Pour voir plutôt que savoir, l’apprenti dessinateur utilisera un cadre réticulé, un fil à plomb, un miroir noirci, etc. il tiendra son crayon horizontal pour se convaincre que telle étagère semble bien inclinée, il en comparera les dimensions apparentes avec d’autres, il regardera les couleurs à travers une mire pour se convaincre qu’apparait bien gris ou bleu ce qu’il croyait être blanc...

Vision sans tête

Les difficultés rencontrées par le découvreur de la Vision sans tête semblent être du même ordre : savoir plutôt que voir ! Savoir que l’on a une tête sur les épaules plutôt que voir qu’il n’en est rien et que de notre point de vue, ici, il n’y a rien qui ressemble à une tête !

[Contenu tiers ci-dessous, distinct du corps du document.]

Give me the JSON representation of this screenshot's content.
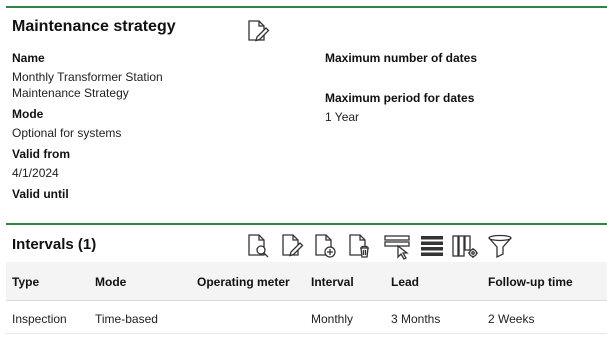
{
  "strategy": {
    "title": "Maintenance strategy",
    "name_label": "Name",
    "name_value_line1": "Monthly Transformer Station",
    "name_value_line2": "Maintenance Strategy",
    "mode_label": "Mode",
    "mode_value": "Optional for systems",
    "valid_from_label": "Valid from",
    "valid_from_value": "4/1/2024",
    "valid_until_label": "Valid until",
    "max_dates_label": "Maximum number of dates",
    "max_period_label": "Maximum period for dates",
    "max_period_value": "1 Year"
  },
  "intervals": {
    "title": "Intervals (1)",
    "columns": [
      "Type",
      "Mode",
      "Operating meter",
      "Interval",
      "Lead",
      "Follow-up time"
    ],
    "rows": [
      [
        "Inspection",
        "Time-based",
        "",
        "Monthly",
        "3 Months",
        "2 Weeks"
      ]
    ]
  },
  "icons": {
    "edit": "edit-document-icon",
    "view": "view-document-icon",
    "add": "add-document-icon",
    "delete": "delete-document-icon",
    "select_rows": "select-rows-icon",
    "density": "row-density-icon",
    "columns": "column-settings-icon",
    "filter": "filter-icon"
  },
  "colors": {
    "accent": "#2e8540"
  }
}
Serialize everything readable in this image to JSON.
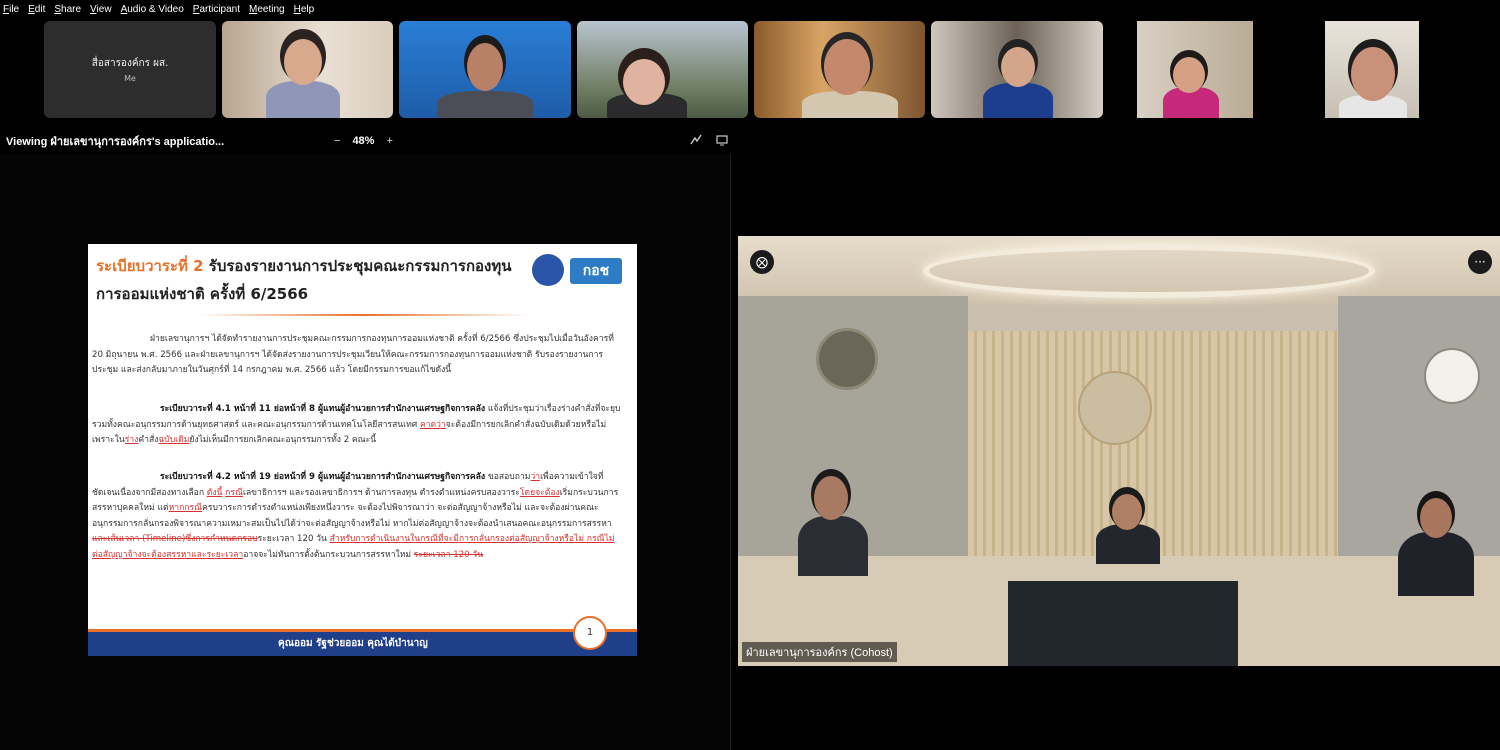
{
  "menu": [
    "File",
    "Edit",
    "Share",
    "View",
    "Audio & Video",
    "Participant",
    "Meeting",
    "Help"
  ],
  "participants": {
    "me_name": "สื่อสารองค์กร ผส.",
    "me_tag": "Me"
  },
  "viewbar": {
    "viewing": "Viewing ฝ่ายเลขานุการองค์กร's applicatio...",
    "zoom_minus": "−",
    "zoom_level": "48%",
    "zoom_plus": "+"
  },
  "slide": {
    "title_highlight": "ระเบียบวาระที่ 2",
    "title_rest": " รับรองรายงานการประชุมคณะกรรมการกองทุน",
    "title_line2": "การออมแห่งชาติ ครั้งที่ 6/2566",
    "logo": "กอช",
    "p1": "ฝ่ายเลขานุการฯ ได้จัดทำรายงานการประชุมคณะกรรมการกองทุนการออมแห่งชาติ ครั้งที่ 6/2566 ซึ่งประชุมไปเมื่อวันอังคารที่ 20 มิถุนายน พ.ศ. 2566 และฝ่ายเลขานุการฯ ได้จัดส่งรายงานการประชุมเวียนให้คณะกรรมการกองทุนการออมแห่งชาติ รับรองรายงานการประชุม และส่งกลับมาภายในวันศุกร์ที่ 14 กรกฎาคม พ.ศ. 2566 แล้ว โดยมีกรรมการขอแก้ไขดังนี้",
    "p2_bold": "ระเบียบวาระที่ 4.1 หน้าที่ 11 ย่อหน้าที่ 8  ผู้แทนผู้อำนวยการสำนักงานเศรษฐกิจการคลัง",
    "p2_a": " แจ้งที่ประชุมว่าเรื่องร่างคำสั่งที่จะยุบรวมทั้งคณะอนุกรรมการด้านยุทธศาสตร์ และคณะอนุกรรมการด้านเทคโนโลยีสารสนเทศ ",
    "p2_red1": "คาดว่า",
    "p2_b": "จะต้องมีการยกเลิกคำสั่งฉบับเดิมด้วยหรือไม่ เพราะใน",
    "p2_red2": "ร่าง",
    "p2_c": "คำสั่ง",
    "p2_red3": "ฉบับเดิม",
    "p2_d": "ยังไม่เห็นมีการยกเลิกคณะอนุกรรมการทั้ง 2 คณะนี้",
    "p3_bold": "ระเบียบวาระที่ 4.2 หน้าที่ 19 ย่อหน้าที่ 9  ผู้แทนผู้อำนวยการสำนักงานเศรษฐกิจการคลัง",
    "p3_a": " ขอสอบถาม",
    "p3_red1": "ว่า",
    "p3_b": "เพื่อความเข้าใจที่ชัดเจนเนื่องจากมีสองทางเลือก ",
    "p3_red2": "ดังนี้",
    "p3_c": " ",
    "p3_red3": "กรณี",
    "p3_d": "เลขาธิการฯ และรองเลขาธิการฯ ด้านการลงทุน ดำรงตำแหน่งครบสองวาระ",
    "p3_red4": "โดยจะต้อง",
    "p3_e": "เริ่มกระบวนการสรรหาบุคคลใหม่ แต่",
    "p3_red5": "หากกรณี",
    "p3_f": "ครบวาระการดำรงตำแหน่งเพียงหนึ่งวาระ จะต้องไปพิจารณาว่า จะต่อสัญญาจ้างหรือไม่ และจะต้องผ่านคณะอนุกรรมการกลั่นกรองพิจารณาความเหมาะสมเป็นไปได้ว่าจะต่อสัญญาจ้างหรือไม่ หากไม่ต่อสัญญาจ้างจะต้องนำเสนอคณะอนุกรรมการสรรหา ",
    "p3_strike1": "และเส้นเวลา (Timeline)ซึ่งการกำหนดกรอบ",
    "p3_g": "ระยะเวลา 120 วัน ",
    "p3_red6": "สำหรับการดำเนินงานในกรณีที่จะมีการกลั่นกรองต่อสัญญาจ้างหรือไม่ กรณีไม่ต่อสัญญาจ้างจะต้องสรรหาและระยะเวลา",
    "p3_h": "อาจจะไม่ทันการตั้งต้นกระบวนการสรรหาใหม่ ",
    "p3_strike2": "ระยะเวลา 120 วัน",
    "footer": "คุณออม รัฐช่วยออม คุณได้บำนาญ",
    "page_number": "1"
  },
  "main_video": {
    "name": "ฝ่ายเลขานุการองค์กร (Cohost)",
    "pin_icon_glyph": "⨂",
    "more_glyph": "···"
  }
}
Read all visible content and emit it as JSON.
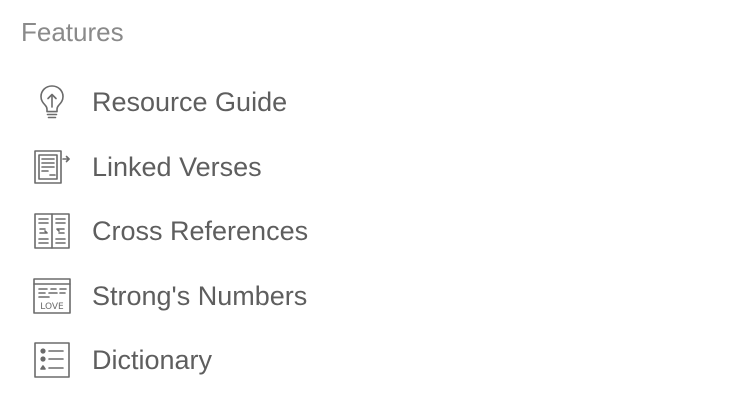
{
  "section": {
    "title": "Features"
  },
  "features": [
    {
      "label": "Resource Guide",
      "icon": "lightbulb-icon"
    },
    {
      "label": "Linked Verses",
      "icon": "linked-verses-icon"
    },
    {
      "label": "Cross References",
      "icon": "cross-references-icon"
    },
    {
      "label": "Strong's Numbers",
      "icon": "strongs-numbers-icon"
    },
    {
      "label": "Dictionary",
      "icon": "dictionary-icon"
    }
  ],
  "colors": {
    "title": "#8a8a8a",
    "label": "#5e5e5e",
    "icon": "#6b6b6b",
    "background": "#ffffff"
  }
}
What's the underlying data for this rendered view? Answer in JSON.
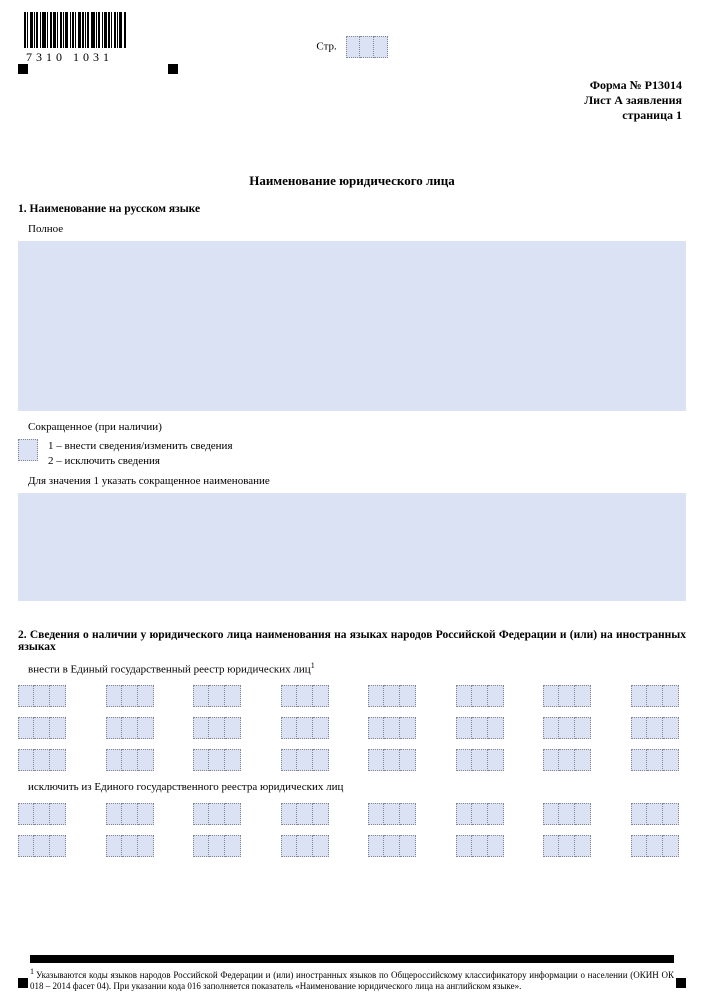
{
  "barcode_number": "7310 1031",
  "page_label": "Стр.",
  "header": {
    "form_no": "Форма № Р13014",
    "sheet": "Лист А заявления",
    "page": "страница 1"
  },
  "title": "Наименование юридического лица",
  "section1": {
    "heading": "1. Наименование на русском языке",
    "full_label": "Полное",
    "short_label": "Сокращенное (при наличии)",
    "option1": "1 – внести сведения/изменить сведения",
    "option2": "2 – исключить сведения",
    "instruction": "Для значения 1 указать сокращенное наименование"
  },
  "section2": {
    "heading": "2. Сведения о наличии у юридического лица наименования на языках народов Российской Федерации и (или) на иностранных языках",
    "add_label_prefix": "внести в Единый государственный реестр юридических лиц",
    "add_label_sup": "1",
    "remove_label": "исключить из Единого государственного реестра юридических лиц"
  },
  "footnote": {
    "num": "1",
    "text": "Указываются коды языков народов Российской Федерации и (или) иностранных языков по Общероссийскому классификатору информации о населении (ОКИН ОК 018 – 2014 фасет 04). При указании кода 016 заполняется показатель «Наименование юридического лица на английском языке»."
  }
}
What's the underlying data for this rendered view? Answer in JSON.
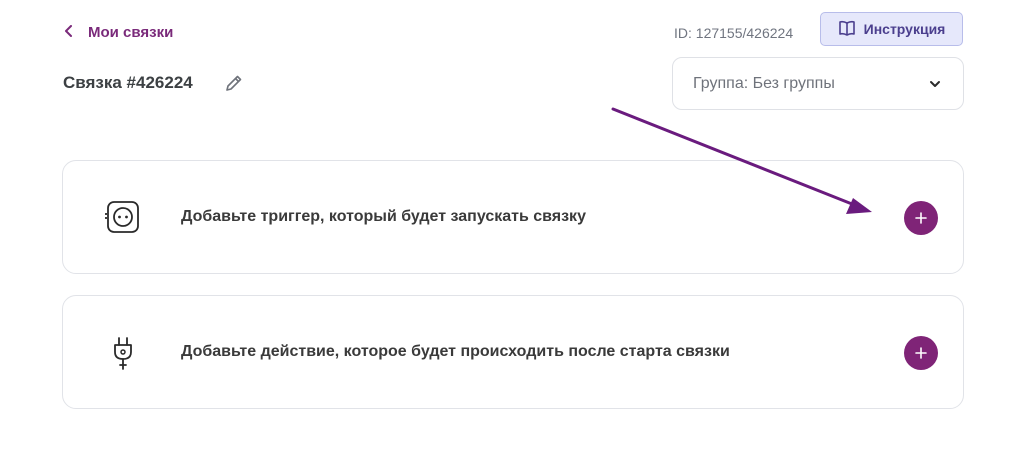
{
  "header": {
    "back_link_label": "Мои связки",
    "title": "Связка #426224",
    "id_label": "ID: 127155/426224",
    "instruction_label": "Инструкция"
  },
  "group_select": {
    "value": "Группа: Без группы"
  },
  "cards": [
    {
      "text": "Добавьте триггер, который будет запускать связку",
      "icon": "socket-icon"
    },
    {
      "text": "Добавьте действие, которое будет происходить после старта связки",
      "icon": "plug-icon"
    }
  ],
  "colors": {
    "accent": "#7f2477",
    "link": "#7a2a7a",
    "instruction_bg": "#e6e8fb",
    "annotation_arrow": "#6a1b7e"
  }
}
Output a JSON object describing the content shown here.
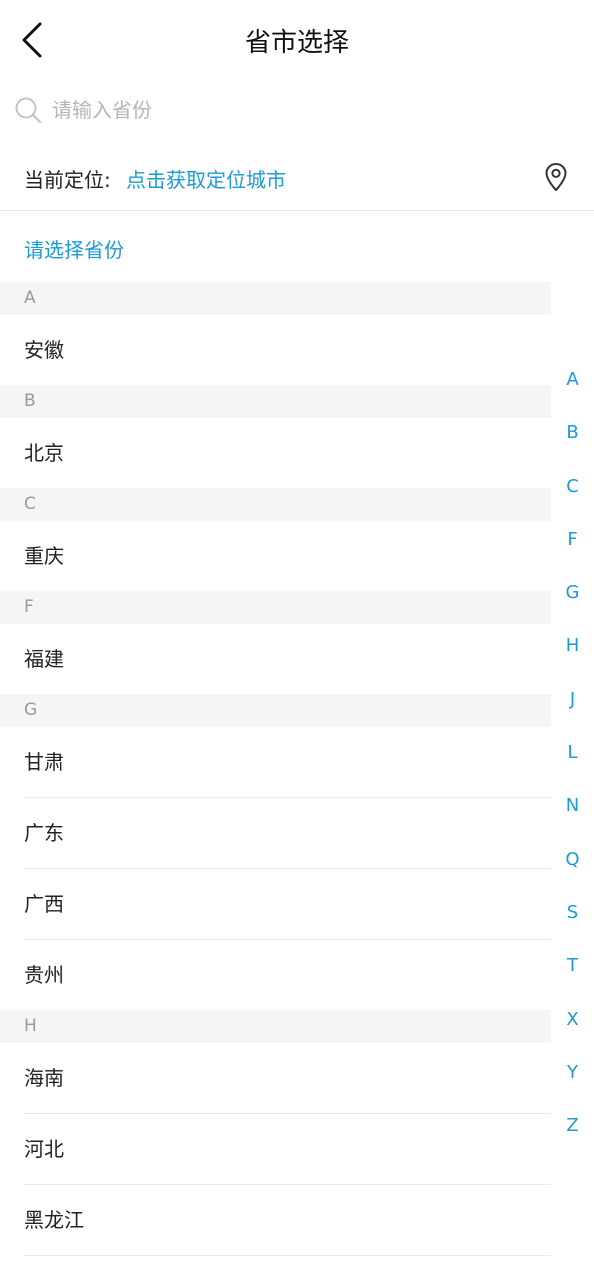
{
  "header": {
    "title": "省市选择",
    "back_icon": "chevron-left-icon"
  },
  "search": {
    "placeholder": "请输入省份",
    "value": ""
  },
  "location": {
    "label": "当前定位:",
    "link": "点击获取定位城市",
    "icon": "map-pin-icon"
  },
  "prompt": "请选择省份",
  "accent_color": "#1a9bd7",
  "sections": [
    {
      "letter": "A",
      "items": [
        "安徽"
      ]
    },
    {
      "letter": "B",
      "items": [
        "北京"
      ]
    },
    {
      "letter": "C",
      "items": [
        "重庆"
      ]
    },
    {
      "letter": "F",
      "items": [
        "福建"
      ]
    },
    {
      "letter": "G",
      "items": [
        "甘肃",
        "广东",
        "广西",
        "贵州"
      ]
    },
    {
      "letter": "H",
      "items": [
        "海南",
        "河北",
        "黑龙江"
      ]
    }
  ],
  "index": [
    "A",
    "B",
    "C",
    "F",
    "G",
    "H",
    "J",
    "L",
    "N",
    "Q",
    "S",
    "T",
    "X",
    "Y",
    "Z"
  ]
}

Il a été important, dans l’enfance, d’apprendre à m’identifier à mon apparence afin de me reconnaitre (dans tous les sens du mot) mais cette identification s’est presque complètement substituée à la vision de ce-que-je-suis. Pour sortir de cet étouffement, Douglas Harding et ses amis proposent des outils (des « véhicules ») comme le tunnel ou le miroir... vous trouverez des exercices ici ou ici (en anglais)...


C’est pourquoi j’évoque ces faits dans cette rubrique Sans tête plutôt que dans Peinture où ces lignes, au premier abord, semblent devoir se trouver.